Earlier this month, the Edward M. Kennedy Institute for the U.S. Senate, a Boston-based shrine to the late senator, lost out on $8.5 million in requested earmarks. Sensing the shift in political winds, Senator John Kerry and Rep. Ed Markey had already scaled down the earmark from an original request of $30 million. Though the late Senator was not known as a friend of the Department of Defense during his life, the Department of Defense has been a friend of the Senator following his death. Roughly half of the $38 million already allocated by Congress to fund the Temple of Ted has been siphoned from the defense budget. Why fund two wars when there’s another monument to the Kennedys to build?
Next week will mark the first time since John F. Kennedy left the Senate to become president that a Kennedy has not sat in Congress. The Boston Globe, the local booster paper for the dynasty, marked the occasion with a “Patrick Kennedy through the Years” pictorial. Its sister publication, The New York Times, ran a mostly fawning front-page piece on the retirement of Ted Kennedy’s youngest son, whose mental illness and drug abuse overshadowed legislative accomplishment.
“This is a family that once had the presidency and two Senate seats, and they’re now down to the mayor of Santa Monica,” Darrell M. West of the Brookings Institution told the Gray Lady. “It’s a pretty dramatic fall, and it’s symbolic of the decline of liberalism.” The article also pointed out that the Kennedy father-son duo in the 111th Congress is being replaced in the 112th Congress by Tea Party favorites Ron and Rand Paul. If Scott Brown’s capture of the “Kennedy seat” wasn’t a sign of the times, then certainly the Pauls becoming the new Kennedys is.
To add injury to insult, Splash, late Senator Ted Kennedy’s pooch, passed away at thirteen (an elderly 68 in dog years) last week.
Things have gotten so bad for the Kennedys that they’re outsourcing the family business to in-laws. Vicki Kennedy, the Bayou State-bride of late Senator, is the Great Slight Hope of Massachusetts Democrats to regain the state’s only federal office held by a Republican. Entering Boston on Interstate 93, motorists are greeted with a city-funded billboard featuring Vicki Kennedy. The low-key widow’s recent high-profile appearances have left Boston Globe columnist Joan Vennochi to observe: “Vicki Kennedy is moving and shaking all over town. So, even though she insists she isn’t interested in running for the US Senate, her name comes up every time Massachusetts Democrats think about trying to beat Republican Senator Scott Brown in 2012.”
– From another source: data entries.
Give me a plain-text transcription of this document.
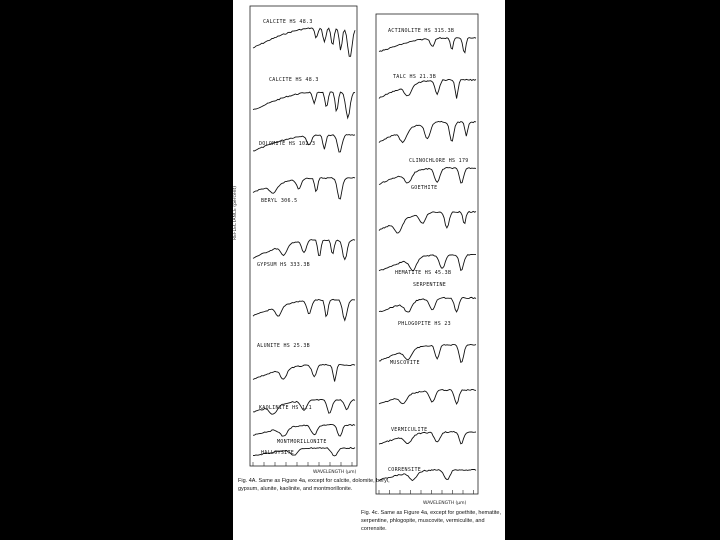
CALCITE HS 48.3
CALCITE HS 48.3
DOLOMITE HS 102.3
BERYL 306.5
GYPSUM HS 333.3B
ALUNITE HS 25.3B
KAOLINITE HS 1.1
MONTMORILLONITE
HALLOYSITE
REFLECTANCE (percent)
WAVELENGTH (µm)
Fig. 4A. Same as Figure 4a, except for calcite, dolomite, beryl,
gypsum, alunite, kaolinite, and montmorillonite.
ACTINOLITE HS 315.3B
TALC HS 21.3B
CLINOCHLORE HS 179
GOETHITE
HEMATITE HS 45.3B
SERPENTINE
PHLOGOPITE HS 23
MUSCOVITE
VERMICULITE
CORRENSITE
WAVELENGTH (µm)
Fig. 4c. Same as Figure 4a, except for goethite, hematite,
serpentine, phlogopite, muscovite, vermiculite, and
corrensite.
The bad December put an exclamation point not only on a bad 2010, but on a poor few decades for the Kennedys. After Chappaquiddick, the South Dakota heroin bust, and West Palm Beach’s Good Friday bacchanalia, the name just doesn’t conjure the magic it once did. The decadence, debauchery, and decline of the Kennedys remind one of The Royal Tenenbaums. Once proclaimed a “family of geniuses,” the cinematic Tenenbaums fall hard from the precipice as playwright phenoms, tennis prodigies, and teenage millionaires. Narrator Alec Baldwin informs, “Virtually all memory of the brilliance of the young Tenenbaums had been erased by two decades of betrayal, failure, and disaster.” The lines could have been written for the late boy senator and the departing boy congressman.
Mirroring the Kennedy decay is that of Massachusetts. Once a prime destination point for immigrants seeking a better life (like the Kennedy ancestors), the Bay State is now a place where many leave but few go. Even the Kennedys have followed these trends, as family members consider future runs for high office in Connecticut, Illinois, and points beyond. Massachusetts has taxed and regulated itself out of nearly half of its House seats over the course of the last century. The public-sector unions aren’t complaining. And neither are Democrats, who hold all statewide and federal offices save for Brown’s, and have held both houses of the state legislature for more than a half-century. Presiding over a weakening state strangely has its benefits.
The final month of 2010 has been a December to remember for aficionados of Kennedyana. Not only did the U.S. Census subtract a member from the congressional delegation of the onetime Kingdom of Kennedy, but Camelot also lost its last federal office.
Being a Kennedy, like being Massachusetts, just isn’t what it used to be.